Fully leveraging these existing and future Distributed Energy Resources through VPPs, including providing appropriate compensation for DER owners, could deliver power during peak demand at 40%-60% of the cost of traditional solutions.

And if you’re thinking—"Yeah, but policy changes come too slowly to matter in a polarized America," well, your cynicism is justified. But not entirely. The last few weeks have seen something remarkable, with legislative action happening at a speed I can’t quite recall. Everyone who participated in Sun Day last fall (and that’s many of you) helped launch a nationwide campaign for, among other things, balcony or plug-in solar. And that’s already bearing fruit: Just eight months later it’s passed legislatures in Virginia, Maine, Colorado, and Maryland. It’s through the Senate and the House in New Hampshire, and the Senate in New York, New Jersey, and Vermont, through the House (and late last night the Senate) in Connecticut and through committee in Massachusetts (in the latter two, its part of important larger omnibus solar bills). It’s also before committees in California, Illinois, and DC. This is a reminder that activism can (and must) move as fast as technology—before the spring is out, and despite serious opposition from utilities, we’ll have enough states to establish a firm American market for a technology that has swept through Europe in recent years. (Here’s a great account from my colleagues at Third Act Upstate NY on the kind of organizing that is producing these wins).

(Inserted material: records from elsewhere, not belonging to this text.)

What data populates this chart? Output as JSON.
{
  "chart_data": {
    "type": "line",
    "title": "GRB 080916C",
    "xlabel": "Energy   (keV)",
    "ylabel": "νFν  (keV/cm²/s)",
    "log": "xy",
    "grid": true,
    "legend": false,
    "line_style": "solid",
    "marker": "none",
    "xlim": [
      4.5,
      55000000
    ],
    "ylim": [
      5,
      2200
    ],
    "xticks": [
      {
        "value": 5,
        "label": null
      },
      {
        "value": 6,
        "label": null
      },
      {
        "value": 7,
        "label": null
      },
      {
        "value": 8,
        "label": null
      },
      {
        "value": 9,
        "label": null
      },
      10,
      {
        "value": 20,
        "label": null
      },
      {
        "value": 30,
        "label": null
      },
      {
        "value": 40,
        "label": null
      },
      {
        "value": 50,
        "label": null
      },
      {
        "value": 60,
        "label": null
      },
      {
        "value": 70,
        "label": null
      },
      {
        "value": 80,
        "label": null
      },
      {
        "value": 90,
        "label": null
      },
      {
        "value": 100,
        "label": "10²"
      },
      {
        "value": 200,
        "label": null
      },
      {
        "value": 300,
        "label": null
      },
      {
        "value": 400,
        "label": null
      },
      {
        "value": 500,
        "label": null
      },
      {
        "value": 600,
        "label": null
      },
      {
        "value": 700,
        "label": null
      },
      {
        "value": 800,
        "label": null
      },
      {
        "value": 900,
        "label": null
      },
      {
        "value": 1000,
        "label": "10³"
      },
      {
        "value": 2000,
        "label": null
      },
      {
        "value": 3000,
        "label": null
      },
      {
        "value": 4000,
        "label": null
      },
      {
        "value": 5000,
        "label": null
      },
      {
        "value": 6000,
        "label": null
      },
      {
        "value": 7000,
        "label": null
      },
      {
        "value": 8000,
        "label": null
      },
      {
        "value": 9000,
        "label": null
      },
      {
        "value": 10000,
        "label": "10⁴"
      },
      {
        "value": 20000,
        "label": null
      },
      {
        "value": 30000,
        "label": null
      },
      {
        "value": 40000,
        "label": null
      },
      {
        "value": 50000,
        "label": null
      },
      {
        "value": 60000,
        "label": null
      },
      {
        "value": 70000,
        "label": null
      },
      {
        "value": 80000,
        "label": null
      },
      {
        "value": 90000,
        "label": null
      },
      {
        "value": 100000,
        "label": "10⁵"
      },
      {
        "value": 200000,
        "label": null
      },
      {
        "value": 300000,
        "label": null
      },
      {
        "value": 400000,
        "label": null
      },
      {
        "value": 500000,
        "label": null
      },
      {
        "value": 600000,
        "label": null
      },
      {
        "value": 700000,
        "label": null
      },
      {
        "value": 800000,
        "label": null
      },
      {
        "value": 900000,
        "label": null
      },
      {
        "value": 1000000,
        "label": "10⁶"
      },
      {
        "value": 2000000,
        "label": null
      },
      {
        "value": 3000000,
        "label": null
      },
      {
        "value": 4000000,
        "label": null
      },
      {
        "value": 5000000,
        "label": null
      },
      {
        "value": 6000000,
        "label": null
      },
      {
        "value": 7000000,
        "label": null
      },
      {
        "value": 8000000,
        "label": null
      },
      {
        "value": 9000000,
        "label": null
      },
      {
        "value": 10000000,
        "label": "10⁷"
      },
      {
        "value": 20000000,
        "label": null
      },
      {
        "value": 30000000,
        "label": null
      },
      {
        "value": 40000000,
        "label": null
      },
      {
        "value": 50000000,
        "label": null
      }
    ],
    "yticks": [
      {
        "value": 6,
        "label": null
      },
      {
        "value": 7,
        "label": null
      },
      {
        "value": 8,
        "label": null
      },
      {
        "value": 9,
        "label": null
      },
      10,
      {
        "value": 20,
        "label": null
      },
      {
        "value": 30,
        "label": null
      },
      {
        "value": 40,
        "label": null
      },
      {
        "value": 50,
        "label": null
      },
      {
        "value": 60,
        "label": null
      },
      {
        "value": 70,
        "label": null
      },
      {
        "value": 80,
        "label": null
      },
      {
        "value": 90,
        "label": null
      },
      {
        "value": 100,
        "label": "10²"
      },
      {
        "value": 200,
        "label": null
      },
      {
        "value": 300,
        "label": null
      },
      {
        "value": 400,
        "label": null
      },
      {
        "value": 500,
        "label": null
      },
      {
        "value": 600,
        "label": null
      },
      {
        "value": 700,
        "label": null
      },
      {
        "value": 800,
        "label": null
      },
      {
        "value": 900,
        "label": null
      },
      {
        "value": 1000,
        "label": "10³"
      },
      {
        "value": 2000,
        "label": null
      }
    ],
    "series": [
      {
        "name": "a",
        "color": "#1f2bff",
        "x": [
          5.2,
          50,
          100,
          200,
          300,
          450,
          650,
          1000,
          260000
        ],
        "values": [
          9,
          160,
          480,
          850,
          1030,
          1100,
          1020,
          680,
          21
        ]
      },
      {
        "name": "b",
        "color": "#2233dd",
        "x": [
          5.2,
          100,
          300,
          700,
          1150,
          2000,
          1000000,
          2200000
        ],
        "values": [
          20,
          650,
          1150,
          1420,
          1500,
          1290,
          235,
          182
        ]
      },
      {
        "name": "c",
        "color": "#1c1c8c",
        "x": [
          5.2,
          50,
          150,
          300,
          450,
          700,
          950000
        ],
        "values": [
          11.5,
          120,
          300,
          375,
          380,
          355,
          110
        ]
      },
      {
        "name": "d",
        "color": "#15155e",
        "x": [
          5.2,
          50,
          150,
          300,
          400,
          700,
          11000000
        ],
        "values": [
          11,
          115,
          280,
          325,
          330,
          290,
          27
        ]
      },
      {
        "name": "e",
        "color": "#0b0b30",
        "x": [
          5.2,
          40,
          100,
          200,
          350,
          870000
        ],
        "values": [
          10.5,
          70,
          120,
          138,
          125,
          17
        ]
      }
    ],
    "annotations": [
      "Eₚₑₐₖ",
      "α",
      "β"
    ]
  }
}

Meanwhile, the fossil fuel alternatives are… slow to appear. Dan Gearino has an excellent account of plans for a truly massive gas-fired power plant in Ohio, announced in March by the always classy Howard Lutnick as AC/DC’s Back in Black blared from the speakers. “We’re operating in Trump time,” he told the crowd ahead of the ceremonial groundbreaking. But Trump time sometimes means fantasy time:

“The whole thing doesn’t add up,” said Ric O’Connell, executive director of GridLab, a nonprofit that provides technical expertise on the electricity grid to policymakers and advocates.

O’Connell thinks the power plant’s high costs will make the project difficult to justify outside of a moment in which the Trump administration is seeking attention for big projects. Due to inflation on key components, the project would cost $3,586 per kilowatt, two to three times the cost of a combined-cycle gas plant two years ago.

“They’re just smiling and waving for the cameras, and then, as soon as Trump’s out of power, the [power plant is] going to get scaled way down or killed,” O’Connell said.

The clean energy build-out, of course, can’t come fast enough, because the climate crisis is pushing on inexorably. April saw the atmospheric level of carbon dioxide average 431 parts per million for the first time at the monitoring station in Mauna Loa (but don’t worry—Trump’s new budget zeroes out funding for the facility). A new report put a very human face on those statistics: As Oliver Milman reports, it found that the time may be coming to start thinking of the painful necessity to move people out of New Orleans, because climate change is in danger of putting it past a "point of no return":

Southern Louisiana is facing 3-7 metres of sea-level rise and the loss of three-quarters of its remaining coastal wetlands, which will cause the shoreline “to migrate as much as 100km (62 miles) inland”, thereby stranding New Orleans and Baton Rouge, according to the study, which compared today’s rising global temperatures with a period of similar heat 125,000 years ago that caused a rise in sea level.

This scenario makes the region the “most physically vulnerable coastal zone in the world”, the researchers state, and requires immediate action to prepare a smooth transition for people away from New Orleans, which has a population of about 360,000 people, to safer ground.

The way to avoid this—or a thousand follow-on horrors—is to move with desperate urgency to rebuild our energy system. That won’t end global warming—too late for that. But not too late to shave tenths of a degree off how hot the planet gets, and every tenth of a degree we raise the temperature moves a hundred million souls from a safe climate zone to a perilous one. Maybe New Orleans is in that next increment. Maybe your house. Someone’s house, that’s for sure. So speed, speed, speed.